National park in the Pskov region

Sebezhsky National Park (Себежский национальный парк) is a national park in the northwest of Russia, located in Sebezhsky District of Pskov Oblast. It was established on January 8, 1996. The national park was created to protect the landscapes of the lake district in the southwest of Pskov Oblast.

The park covers 500.21 km2.

==Geography==

The southwestern part of Sebezhsky District, where the national park is located, is essentially hilly landscape of glacial origin with many lakes. The area is forested, with pine, spruce, mixed, and alder forests. The park occupies the southwestern corner of the district and borders with Latvia and Belarus. The center of the town of Sebezh lies immediately north of the park, and the southern part of the town is located in the park. Most of the area of the park belongs to the river basin of the Velikaya, and some areas in the south belong to the basin of the Daugava. The largest lakes within the park are Lake Necheritsa, Lake Sebezhskoye, and Lake Orono.

==History==
The area was populated since antiquity. In the medieval times, it was subordinated to the city of Pskov. People initially settled at lakeshores, and eventually also populated spaces between the lakes. Since the 15th century, the area was disputed between the Grand Duchy of Moscow and Grand Duchy of Lithuania, finally moving to Russia in 1772, during the First Partition of Poland.

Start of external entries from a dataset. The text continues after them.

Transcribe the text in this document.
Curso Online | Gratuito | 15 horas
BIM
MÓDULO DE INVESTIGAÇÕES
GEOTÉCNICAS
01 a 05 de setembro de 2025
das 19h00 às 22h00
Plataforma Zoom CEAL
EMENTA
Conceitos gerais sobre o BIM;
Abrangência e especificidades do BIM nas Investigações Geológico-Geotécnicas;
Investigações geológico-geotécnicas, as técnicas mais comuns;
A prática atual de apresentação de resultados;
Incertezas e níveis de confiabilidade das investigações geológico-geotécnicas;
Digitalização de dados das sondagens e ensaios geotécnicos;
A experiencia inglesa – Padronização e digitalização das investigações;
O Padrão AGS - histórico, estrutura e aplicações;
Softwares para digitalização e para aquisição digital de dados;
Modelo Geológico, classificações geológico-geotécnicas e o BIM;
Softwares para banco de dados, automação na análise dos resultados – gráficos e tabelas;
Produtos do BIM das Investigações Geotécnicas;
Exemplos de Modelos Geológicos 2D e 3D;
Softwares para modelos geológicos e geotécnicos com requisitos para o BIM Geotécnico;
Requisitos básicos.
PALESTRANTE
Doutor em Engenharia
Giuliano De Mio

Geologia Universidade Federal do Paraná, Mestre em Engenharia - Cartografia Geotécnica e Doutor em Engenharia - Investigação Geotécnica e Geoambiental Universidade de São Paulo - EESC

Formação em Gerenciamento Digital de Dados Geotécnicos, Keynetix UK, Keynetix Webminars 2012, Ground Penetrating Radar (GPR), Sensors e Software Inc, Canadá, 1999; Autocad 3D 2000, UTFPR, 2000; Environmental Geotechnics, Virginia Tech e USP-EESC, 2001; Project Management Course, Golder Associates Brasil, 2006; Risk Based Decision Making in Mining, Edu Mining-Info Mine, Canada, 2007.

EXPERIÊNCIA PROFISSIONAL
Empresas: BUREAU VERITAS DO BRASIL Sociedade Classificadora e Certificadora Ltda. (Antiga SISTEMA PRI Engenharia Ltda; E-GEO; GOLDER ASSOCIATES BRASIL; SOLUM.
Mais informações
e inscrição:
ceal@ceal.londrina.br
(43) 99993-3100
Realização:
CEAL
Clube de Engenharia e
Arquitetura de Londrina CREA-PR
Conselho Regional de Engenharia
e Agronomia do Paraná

Already by the 15th century the lands were extensively used for agriculture. In the end of the 17th century, the agriculture was in crisis, partially related to the Livonian War, and partially to the old methods used; it was slowly recovering from the 17th century. In the 19th century, timber production considerably reduced forested areas; fishery on the lakes was common. In the 1950s, many swamps were drained and converted into agricultural lands. In the beginning of the 1990s, the agriculture was again in deep crisis, and it was decided to convert the area in the national park, protecting cultural and natural landscapes.

==Fauna==
The park contains 291 species of vertebrates, including two species of lamprey, thirty species of fish, eight species of amphibians, five species of reptiles, 202 species of birds, and 49 species of mammals. Big mammals include brown bear, lynx, gray wolf, wild boar, moose, and roe deer.

==Tourism and infrastructure==
In the park, there are a number of huts. Recreational hunting and fishery are permitted.

The part of the park along the state border with Latvia is included into a border security zone, intended to protect the borders of the Russian Federation from unwanted activity. In order to visit the zone, a permit issued by the local Federal Security Service department is required.